Just like his role models, he wants to be a champion outside the ring, too. He senses the same is true for all the people who train there. 

“There’s been a flood of new people coming in wanting to get their life changed and that’s the goal of the gym being down in this environment – to pull people off the streets and change their lives.”

Treven says the mentoring he’s received there inspires him to mentor others by “giving advice, showing the right steps to take that you didn’t take.”  

At B&B, he says, “you learn great leadership,” adding. “It’s built me up as a person. Boxing takes a lot of discipline and dedication and I take that attitude to the other things I do in life – to my work, to being a father. You’ve got to give it your all or you’ll come up short.”  

Treven, who has been around boxing his whole life, has developed a special bond with Bud that’s made him a member of Team Crawford. “To be part of his team and to see where he’s come from to now is a tremendous thing. He’s been like a brother to me.” 


Siblings Alan and Ary Panduro Angulo hail from a boxing family. Their uncle Alfredo Angula is a highly regarded Mexican prizefighter who once held the WBO light middleweight title. The boys, were trained by their father at home before they tried out some gyms. After meeting Bud they fell in with him and his B&B Boxing Academy and they have not looked anywhere else since. Training there, Alan has learned the value of putting his all into the sport.

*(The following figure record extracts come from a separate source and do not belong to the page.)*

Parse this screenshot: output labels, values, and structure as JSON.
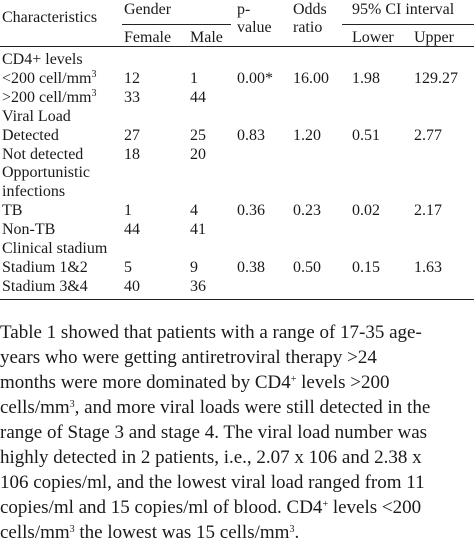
{
  "table": {
    "headers": {
      "characteristics": "Characteristics",
      "gender": "Gender",
      "female": "Female",
      "male": "Male",
      "pvalue_1": "p-",
      "pvalue_2": "value",
      "odds_1": "Odds",
      "odds_2": "ratio",
      "ci": "95% CI interval",
      "lower": "Lower",
      "upper": "Upper"
    },
    "rows": [
      {
        "label": "CD4+ levels",
        "female": "",
        "male": "",
        "p": "",
        "or": "",
        "lower": "",
        "upper": ""
      },
      {
        "label": "<200 cell/mm",
        "sup": "3",
        "female": "12",
        "male": "1",
        "p": "0.00*",
        "or": "16.00",
        "lower": "1.98",
        "upper": "129.27"
      },
      {
        "label": ">200 cell/mm",
        "sup": "3",
        "female": "33",
        "male": "44",
        "p": "",
        "or": "",
        "lower": "",
        "upper": ""
      },
      {
        "label": "Viral Load",
        "female": "",
        "male": "",
        "p": "",
        "or": "",
        "lower": "",
        "upper": ""
      },
      {
        "label": "Detected",
        "female": "27",
        "male": "25",
        "p": "0.83",
        "or": "1.20",
        "lower": "0.51",
        "upper": "2.77"
      },
      {
        "label": "Not detected",
        "female": "18",
        "male": "20",
        "p": "",
        "or": "",
        "lower": "",
        "upper": ""
      },
      {
        "label": "Opportunistic",
        "female": "",
        "male": "",
        "p": "",
        "or": "",
        "lower": "",
        "upper": ""
      },
      {
        "label": "infections",
        "female": "",
        "male": "",
        "p": "",
        "or": "",
        "lower": "",
        "upper": ""
      },
      {
        "label": "TB",
        "female": "1",
        "male": "4",
        "p": "0.36",
        "or": "0.23",
        "lower": "0.02",
        "upper": "2.17"
      },
      {
        "label": "Non-TB",
        "female": "44",
        "male": "41",
        "p": "",
        "or": "",
        "lower": "",
        "upper": ""
      },
      {
        "label": "Clinical stadium",
        "female": "",
        "male": "",
        "p": "",
        "or": "",
        "lower": "",
        "upper": ""
      },
      {
        "label": "Stadium 1&2",
        "female": "5",
        "male": "9",
        "p": "0.38",
        "or": "0.50",
        "lower": "0.15",
        "upper": "1.63"
      },
      {
        "label": "Stadium 3&4",
        "female": "40",
        "male": "36",
        "p": "",
        "or": "",
        "lower": "",
        "upper": ""
      }
    ]
  },
  "paragraph": {
    "lines": [
      {
        "text": "Table 1 showed that patients with a range of 17-35 age-"
      },
      {
        "text": "years who were getting antiretroviral therapy >24"
      },
      {
        "text": "months were more dominated by CD4",
        "sup": "+",
        "tail": " levels >200"
      },
      {
        "text": "cells/mm",
        "sup": "3",
        "tail": ", and more viral loads were still detected in the"
      },
      {
        "text": "range of Stage 3 and stage 4. The viral load number was"
      },
      {
        "text": "highly detected in 2 patients, i.e., 2.07 x 106 and 2.38 x"
      },
      {
        "text": "106 copies/ml, and the lowest viral load ranged from 11"
      },
      {
        "text": "copies/ml and 15 copies/ml of blood. CD4",
        "sup": "+",
        "tail": " levels <200"
      },
      {
        "text": "cells/mm",
        "sup": "3",
        "tail": " the lowest was 15 cells/mm",
        "sup2": "3",
        "tail2": "."
      }
    ]
  }
}
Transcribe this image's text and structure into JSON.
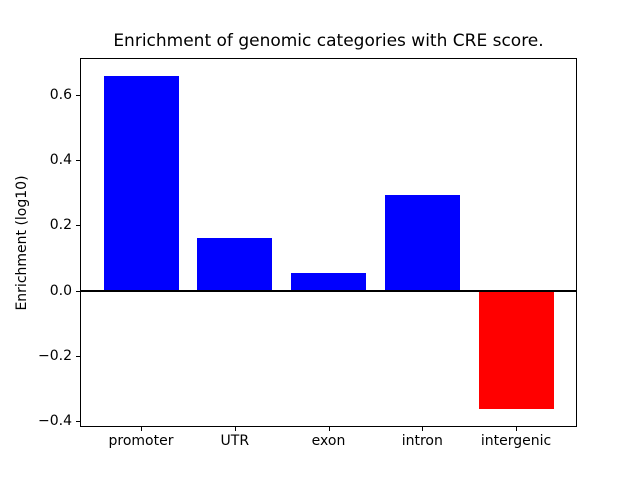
{
  "chart_data": {
    "type": "bar",
    "title": "Enrichment of genomic categories with CRE score.",
    "xlabel": "",
    "ylabel": "Enrichment (log10)",
    "categories": [
      "promoter",
      "UTR",
      "exon",
      "intron",
      "intergenic"
    ],
    "values": [
      0.66,
      0.16,
      0.055,
      0.295,
      -0.365
    ],
    "bar_colors": [
      "#0000ff",
      "#0000ff",
      "#0000ff",
      "#0000ff",
      "#ff0000"
    ],
    "positive_color": "#0000ff",
    "negative_color": "#ff0000",
    "bar_width_fraction": 0.8,
    "ylim": [
      -0.416,
      0.711
    ],
    "xlim": [
      -0.64,
      4.64
    ],
    "yticks": [
      {
        "value": 0.6,
        "label": "0.6"
      },
      {
        "value": 0.4,
        "label": "0.4"
      },
      {
        "value": 0.2,
        "label": "0.2"
      },
      {
        "value": 0.0,
        "label": "0.0"
      },
      {
        "value": -0.2,
        "label": "−0.2"
      },
      {
        "value": -0.4,
        "label": "−0.4"
      }
    ],
    "zero_line": {
      "value": 0.0,
      "color": "#000000",
      "thickness_px": 2
    },
    "grid": false,
    "legend": false,
    "background_color": "#ffffff",
    "axis_color": "#000000"
  }
}
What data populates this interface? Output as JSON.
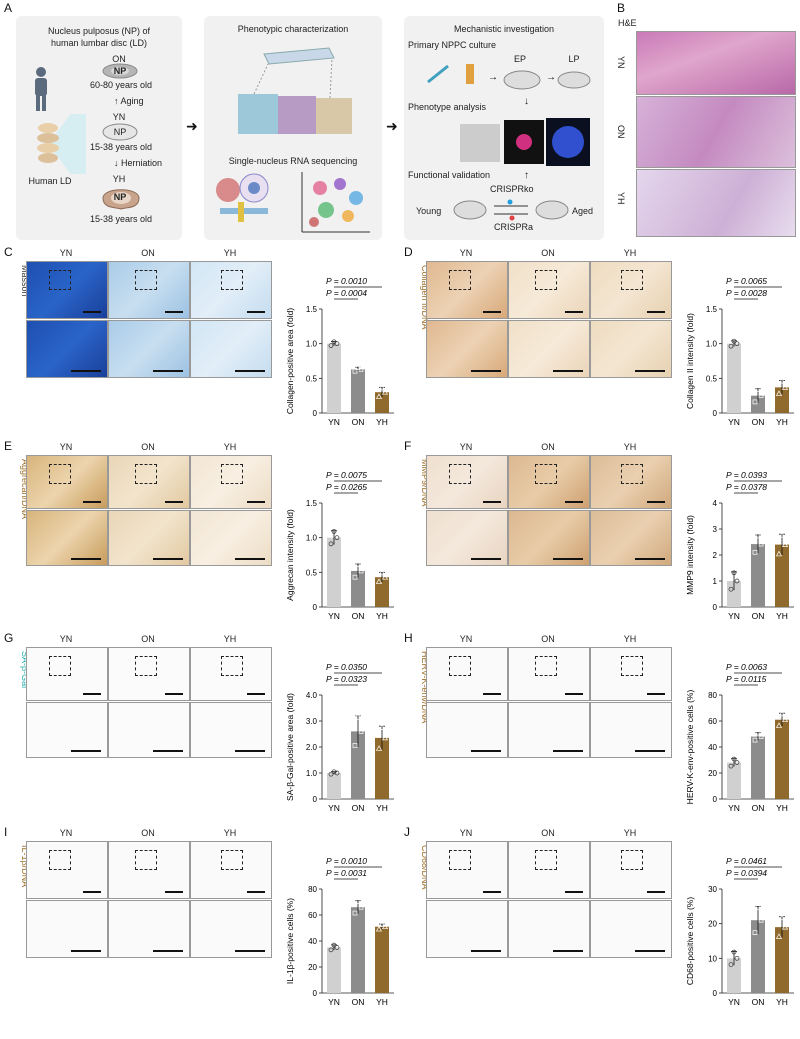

“It’s like really hard work – hitting the pads, hitting the bag, doing push-ups, doing jumping jacks, it’s just a lot of hard work. It pays off in fights, you know,” says Alan, who was among the first fighters to compete for B&B. The brothers say the work ethic that boxing demands carries over to their schoolwork and chores.  

Alan says it doesn’t hurt either being surrounded by champions who exemplify what it takes to be successful. “It gives me motivation,” he says. Getting advice from a world champion, he adds is, “really awesome.”  

Ary also appreciates having Bud in his corner. “He’s very gracious. He motivates

everyone in the gym. Whenever I’m tired and I sit down he’s like. ‘Go hit the bag and exercise more.’ He’s like always there. He’s great, he’s really a nice guy to be around. He’s very cool and funny. I like him a lot.” He says the coaches look out for him and his brother: “They’ve always got our back.”

Ary, who’s battled obesity, appreciates the health benefits he sees from getting in good shape and staying fit. “It’s helped me lose weight and it’s gotten me in good condition.” That’s given him a better self-image.  

Both brothers and their father, who is a B&B coach, enjoy traveling to different

cities and states for tournaments for the education and experience it gives them.